Вейренк снова ударил костылем по полу, продолжая отбивать ритм.
– Противный звук.
– Я просто думаю.
– Да, но меня почему-то это раздражает.
– Извини, я машинально. Нет, в то время оба зуба наверняка были вставлены в медальон. Стеклянный, возможно, в золотой оправе. Или серебряной.
– Который носят на шее?
– В принципе таково его назначение.
– А кому отошли зубы после Франсуа-Дидье, ведь их передавали от отца к сыну?
– Нашему Франсуа Шато.
Адамберг улыбнулся.
– Вот, – сказал он. – Тебе кажется, это реально? Логично?
– Да.
– Значит, от Робеспьера все же что-то осталось.
– Ну, в музее Карнавале хранится прядь его волос.
– Но зубы – это другое дело. Ты заметил, что Шато, играя Робеспьера, все время повторяет один и тот же жест?
– Моргает?
– Нет, рукой. Он постоянно дотрагивается до своего кружевного жабо. Он носит на груди этот медальон. Зуб даю.
– Не самое удачное выражение.
– Ты прав. И стоит ему надеть медальон, как он становится Робеспьером, чувствуя прикосновение его зубов к своей коже. Я уверен, что на работу в отель он его не надевает. А вот в детстве его наверняка заставляли носить этот талисман. Благодаря ему он полностью перевоплощается в своего пращура, даже физически. Шато становится
– А когда он убивает, если убивает, то надевает медальон с зубами?

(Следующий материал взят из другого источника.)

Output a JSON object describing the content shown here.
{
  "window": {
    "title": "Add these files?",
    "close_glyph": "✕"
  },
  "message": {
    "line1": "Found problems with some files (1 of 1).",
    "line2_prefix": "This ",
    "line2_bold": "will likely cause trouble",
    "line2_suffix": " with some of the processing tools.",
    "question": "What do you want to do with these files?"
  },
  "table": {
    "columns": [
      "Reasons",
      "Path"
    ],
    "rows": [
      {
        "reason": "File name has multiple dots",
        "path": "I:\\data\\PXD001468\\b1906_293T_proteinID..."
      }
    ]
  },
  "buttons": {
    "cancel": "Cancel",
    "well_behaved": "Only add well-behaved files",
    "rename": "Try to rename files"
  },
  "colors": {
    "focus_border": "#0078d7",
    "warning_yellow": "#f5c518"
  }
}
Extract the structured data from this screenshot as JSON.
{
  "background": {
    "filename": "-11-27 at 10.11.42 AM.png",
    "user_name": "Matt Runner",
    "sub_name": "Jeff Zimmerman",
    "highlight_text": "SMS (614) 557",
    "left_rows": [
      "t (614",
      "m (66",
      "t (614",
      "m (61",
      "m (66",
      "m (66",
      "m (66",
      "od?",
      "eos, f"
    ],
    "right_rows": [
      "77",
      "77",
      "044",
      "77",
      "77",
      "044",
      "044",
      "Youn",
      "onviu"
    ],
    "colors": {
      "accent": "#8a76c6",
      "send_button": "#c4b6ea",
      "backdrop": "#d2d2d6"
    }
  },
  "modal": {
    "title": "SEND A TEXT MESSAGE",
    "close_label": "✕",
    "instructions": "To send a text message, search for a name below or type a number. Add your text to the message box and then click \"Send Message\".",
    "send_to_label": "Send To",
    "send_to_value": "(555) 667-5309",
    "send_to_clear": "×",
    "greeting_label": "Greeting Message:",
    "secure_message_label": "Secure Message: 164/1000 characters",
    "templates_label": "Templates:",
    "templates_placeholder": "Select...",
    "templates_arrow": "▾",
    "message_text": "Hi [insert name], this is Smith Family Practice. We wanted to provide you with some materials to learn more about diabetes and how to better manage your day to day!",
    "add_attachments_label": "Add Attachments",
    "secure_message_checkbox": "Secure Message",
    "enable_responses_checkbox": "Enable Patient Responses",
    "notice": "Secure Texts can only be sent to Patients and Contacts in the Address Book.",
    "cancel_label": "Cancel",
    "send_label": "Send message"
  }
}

– Непременно. И убивает тогда уже не Шато, а Робеспьер, а он очищает, предает казни. Вот почему мне кажется, что в данном случае парик был лишним. Он совершенно в нем не нуждается. Шато располагает куда более мощным инструментом, чем обычное переодевание.
– Но Робеспьер никогда не появляется без парика. Ты можешь себе представить, чтобы Шато натянул на голову чулок? Женский чулок на голову Робеспьеру?
– Что-то в этом есть, – сказал Адамберг, откидываясь назад и скрестив руки.
– Он одержим до такой степени? – Вейренк, подняв глаза к потолку, снова ударил костылем по плиточному полу.
Наступило молчание, и Адамберг долго не нарушал его.
Он смотрел перед собой в пустоту, но видел только густой туман, туман афтурганги. Внезапно он схватил Вейренка за руку.
– Продолжай, – попросил он, – продолжай и молчи.
– Что продолжать?
– Стучать по полу. Продолжай. Я понял, почему меня раздражает этот звук. От него всплывает головастик.
– Какой головастик?
– Зачаток несозревшей идеи, – поспешно объяснил ему Адамберг, опасаясь, что снова заплутает в тумане. – Идеи всегда выплывают из воды, а откуда еще, по-твоему? Но если мы будем разговаривать, то они уйдут обратно. Молчи. Продолжай.
Вейренк, хоть и привык к разнообразным завихрениям Адамберга и вечной путанице у него в голове, с легкой тревогой смотрел на его позу, на широко открытые глаза, из которых почти исчез зрачок, на застывшие губы. Он послушно застучал костылем по полу. В конце концов, этот размеренный звук, как медленная прогулка или убаюкивающий перестук колес поезда, вполне может вторить вибрациям мысли и помогать ей.
– Я сейчас подумал о Блондине, – сказал Адамберг, – нашем шелковистом Блондине. Помнишь змею подколодную на последнем заседании? Кого он изображал?